Will you watch an ad in the future?

For a very long time we had ads in newspapers and commercial radio & TV. More and more of that content have been shifted to Internet as a distribution channel for the media companies and we have been looking at web-pages on your desktop or laptop for many years.

The number of ads and tracking of page views increases all the time, but the question is if we are coming to a breaking point with more movable devices.

Mobile devices have less screen space compared to desktop browsers so the number of ads that could be presented to the viewer are more limited compared to the desktop. The user experience degrade much faster on a mobile device if the proportion of ads compared to content became to large. The mobile platform is more comparable with newspapers with a fixed number of pages or the number of minutes during an hour. 

Second, the bandwidth for a mobile device is often more constrained compared to a computer, which makes the situation for ad-sponsored content even worse. Finally with iOS  9, Safari will include a content blocker that give the user a possibility to reduce the number of ads and thus improve user experience on the behalf of the publisher. 
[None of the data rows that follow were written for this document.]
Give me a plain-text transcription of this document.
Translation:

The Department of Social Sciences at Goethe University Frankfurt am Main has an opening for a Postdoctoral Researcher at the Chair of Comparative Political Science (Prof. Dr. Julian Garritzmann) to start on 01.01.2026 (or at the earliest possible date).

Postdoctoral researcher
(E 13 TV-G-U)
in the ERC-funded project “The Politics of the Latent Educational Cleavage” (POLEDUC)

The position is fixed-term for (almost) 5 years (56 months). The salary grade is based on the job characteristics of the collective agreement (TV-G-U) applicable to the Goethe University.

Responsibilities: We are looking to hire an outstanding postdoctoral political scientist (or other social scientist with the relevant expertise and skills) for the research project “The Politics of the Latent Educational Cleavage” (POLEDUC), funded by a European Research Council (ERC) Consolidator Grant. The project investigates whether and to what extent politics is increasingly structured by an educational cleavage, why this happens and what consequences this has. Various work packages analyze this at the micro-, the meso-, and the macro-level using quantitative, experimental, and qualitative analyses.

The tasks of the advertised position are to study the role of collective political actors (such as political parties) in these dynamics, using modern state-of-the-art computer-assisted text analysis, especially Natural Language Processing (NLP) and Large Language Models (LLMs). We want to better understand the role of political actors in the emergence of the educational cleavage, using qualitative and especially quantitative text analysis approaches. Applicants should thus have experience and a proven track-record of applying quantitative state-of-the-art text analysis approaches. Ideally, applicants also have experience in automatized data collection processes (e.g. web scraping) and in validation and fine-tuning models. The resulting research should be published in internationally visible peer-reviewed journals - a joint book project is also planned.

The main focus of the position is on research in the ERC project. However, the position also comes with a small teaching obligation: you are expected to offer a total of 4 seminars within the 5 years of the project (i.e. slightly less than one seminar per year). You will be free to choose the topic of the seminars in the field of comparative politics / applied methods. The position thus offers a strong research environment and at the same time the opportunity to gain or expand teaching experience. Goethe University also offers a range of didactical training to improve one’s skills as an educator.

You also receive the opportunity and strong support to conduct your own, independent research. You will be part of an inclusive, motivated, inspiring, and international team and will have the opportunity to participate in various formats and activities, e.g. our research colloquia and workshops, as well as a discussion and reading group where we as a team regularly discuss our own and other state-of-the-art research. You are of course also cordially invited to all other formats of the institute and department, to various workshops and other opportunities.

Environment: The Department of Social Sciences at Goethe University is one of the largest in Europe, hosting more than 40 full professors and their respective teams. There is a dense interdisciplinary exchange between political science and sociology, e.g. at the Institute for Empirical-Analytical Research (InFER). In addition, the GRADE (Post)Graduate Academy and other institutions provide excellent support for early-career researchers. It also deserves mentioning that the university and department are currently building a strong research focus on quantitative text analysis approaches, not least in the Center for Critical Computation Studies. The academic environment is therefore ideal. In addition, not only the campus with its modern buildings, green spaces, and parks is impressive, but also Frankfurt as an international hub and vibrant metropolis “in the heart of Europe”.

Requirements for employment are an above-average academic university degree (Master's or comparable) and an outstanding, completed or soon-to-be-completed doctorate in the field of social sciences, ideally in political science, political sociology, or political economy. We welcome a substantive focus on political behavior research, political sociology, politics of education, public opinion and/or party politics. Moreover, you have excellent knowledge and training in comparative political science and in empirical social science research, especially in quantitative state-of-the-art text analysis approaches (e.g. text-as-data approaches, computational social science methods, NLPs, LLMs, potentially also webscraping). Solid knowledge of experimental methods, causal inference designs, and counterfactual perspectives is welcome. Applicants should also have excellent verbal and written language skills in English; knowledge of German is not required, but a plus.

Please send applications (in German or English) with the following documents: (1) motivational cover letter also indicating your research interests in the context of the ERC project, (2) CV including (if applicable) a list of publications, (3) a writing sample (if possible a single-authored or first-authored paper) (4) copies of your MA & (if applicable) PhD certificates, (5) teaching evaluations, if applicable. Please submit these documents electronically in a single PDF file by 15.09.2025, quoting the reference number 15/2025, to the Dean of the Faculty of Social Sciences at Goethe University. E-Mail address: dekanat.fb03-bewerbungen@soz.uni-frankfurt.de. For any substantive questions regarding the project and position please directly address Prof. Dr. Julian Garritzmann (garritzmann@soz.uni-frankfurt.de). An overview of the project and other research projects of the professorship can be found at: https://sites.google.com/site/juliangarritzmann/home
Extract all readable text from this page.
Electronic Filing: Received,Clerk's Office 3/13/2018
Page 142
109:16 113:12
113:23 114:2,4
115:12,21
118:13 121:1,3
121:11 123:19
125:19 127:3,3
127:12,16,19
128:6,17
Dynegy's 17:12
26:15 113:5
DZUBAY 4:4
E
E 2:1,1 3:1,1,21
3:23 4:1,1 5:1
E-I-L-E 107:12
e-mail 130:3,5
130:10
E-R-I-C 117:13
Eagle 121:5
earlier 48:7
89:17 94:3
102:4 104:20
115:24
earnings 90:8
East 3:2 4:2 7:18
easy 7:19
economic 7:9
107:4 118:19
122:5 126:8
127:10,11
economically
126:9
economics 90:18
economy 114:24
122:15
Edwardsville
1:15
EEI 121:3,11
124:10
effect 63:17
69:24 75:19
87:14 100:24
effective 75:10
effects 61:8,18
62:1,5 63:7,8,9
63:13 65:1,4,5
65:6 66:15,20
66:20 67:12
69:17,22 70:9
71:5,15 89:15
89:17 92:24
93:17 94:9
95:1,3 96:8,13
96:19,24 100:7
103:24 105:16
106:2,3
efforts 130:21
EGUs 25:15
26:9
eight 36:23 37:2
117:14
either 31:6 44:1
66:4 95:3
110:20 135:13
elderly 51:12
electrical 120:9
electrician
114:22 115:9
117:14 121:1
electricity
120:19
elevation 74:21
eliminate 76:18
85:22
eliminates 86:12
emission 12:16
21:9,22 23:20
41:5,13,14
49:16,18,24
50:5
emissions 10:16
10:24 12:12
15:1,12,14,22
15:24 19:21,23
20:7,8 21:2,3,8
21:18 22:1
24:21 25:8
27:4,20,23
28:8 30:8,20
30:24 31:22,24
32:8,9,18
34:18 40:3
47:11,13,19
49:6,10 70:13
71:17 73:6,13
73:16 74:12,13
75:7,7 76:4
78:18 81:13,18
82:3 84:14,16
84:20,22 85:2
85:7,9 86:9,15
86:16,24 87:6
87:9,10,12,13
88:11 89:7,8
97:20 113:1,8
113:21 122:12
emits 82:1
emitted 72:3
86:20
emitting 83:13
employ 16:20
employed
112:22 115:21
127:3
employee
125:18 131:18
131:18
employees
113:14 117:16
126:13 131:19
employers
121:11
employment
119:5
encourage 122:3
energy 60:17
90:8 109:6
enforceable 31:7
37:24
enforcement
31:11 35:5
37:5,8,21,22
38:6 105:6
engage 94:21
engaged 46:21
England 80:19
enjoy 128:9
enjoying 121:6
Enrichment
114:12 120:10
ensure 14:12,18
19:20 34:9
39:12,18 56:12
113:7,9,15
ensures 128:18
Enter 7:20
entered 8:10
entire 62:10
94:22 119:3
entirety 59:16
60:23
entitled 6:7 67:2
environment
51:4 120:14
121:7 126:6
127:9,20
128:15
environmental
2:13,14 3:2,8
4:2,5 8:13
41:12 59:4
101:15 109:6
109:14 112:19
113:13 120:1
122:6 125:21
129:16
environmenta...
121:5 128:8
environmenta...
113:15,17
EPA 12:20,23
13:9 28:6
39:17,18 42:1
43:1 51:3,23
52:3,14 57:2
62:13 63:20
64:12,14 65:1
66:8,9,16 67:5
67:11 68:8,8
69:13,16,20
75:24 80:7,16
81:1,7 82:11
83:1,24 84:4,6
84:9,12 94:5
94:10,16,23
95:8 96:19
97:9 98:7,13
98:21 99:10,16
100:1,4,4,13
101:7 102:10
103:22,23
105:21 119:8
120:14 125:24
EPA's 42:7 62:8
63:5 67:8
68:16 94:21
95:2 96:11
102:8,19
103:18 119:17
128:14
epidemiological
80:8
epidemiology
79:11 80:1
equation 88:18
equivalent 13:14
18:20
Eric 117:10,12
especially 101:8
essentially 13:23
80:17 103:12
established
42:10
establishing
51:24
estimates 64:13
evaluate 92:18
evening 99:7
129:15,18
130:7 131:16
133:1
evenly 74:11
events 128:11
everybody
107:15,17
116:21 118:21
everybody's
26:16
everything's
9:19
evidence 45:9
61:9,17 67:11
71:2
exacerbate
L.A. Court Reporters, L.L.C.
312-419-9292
Now, enter the world of wearables. Apple watch doesn't have a web-browser so you can't reach the audience that way if you are a content provider. You have to have an native application on the watch to provide your content or rely on a very large social network, i.e. Facebook, Twitter or similar. This app-centric approach will benefit a few very large media conglomerates. Medium-size publications will have a very hard time to reach their audience on a wearable device. 

Another benefit with the watch and other wearables is the possibility to filter information to only those people you prioritize to follow or topics that your are very interested in.

This can be benefit for really small specialized publications with a enthusiastic audience willing to pay instead of viewing ads. For others, your attention is getting more  precious. 

But what does all this mean for content publishers? 

The business model for media companies will impacted in the way the could earn money and that is crucial for the survival as a business. 

One way for smaller publications could be a subscription model or use micro-payments for content instead of ads. The really large ones could earn money on ads due to their scale and public broadcasting could still have a future in those countries where they exist today. The smaller publications, with their regional readership, will have a hard time in the changing media landscape.

My guess is therefore that the number of ads in they form we see them on the web will be less relevant in they future when we use more mobile and wearable devices to consume content.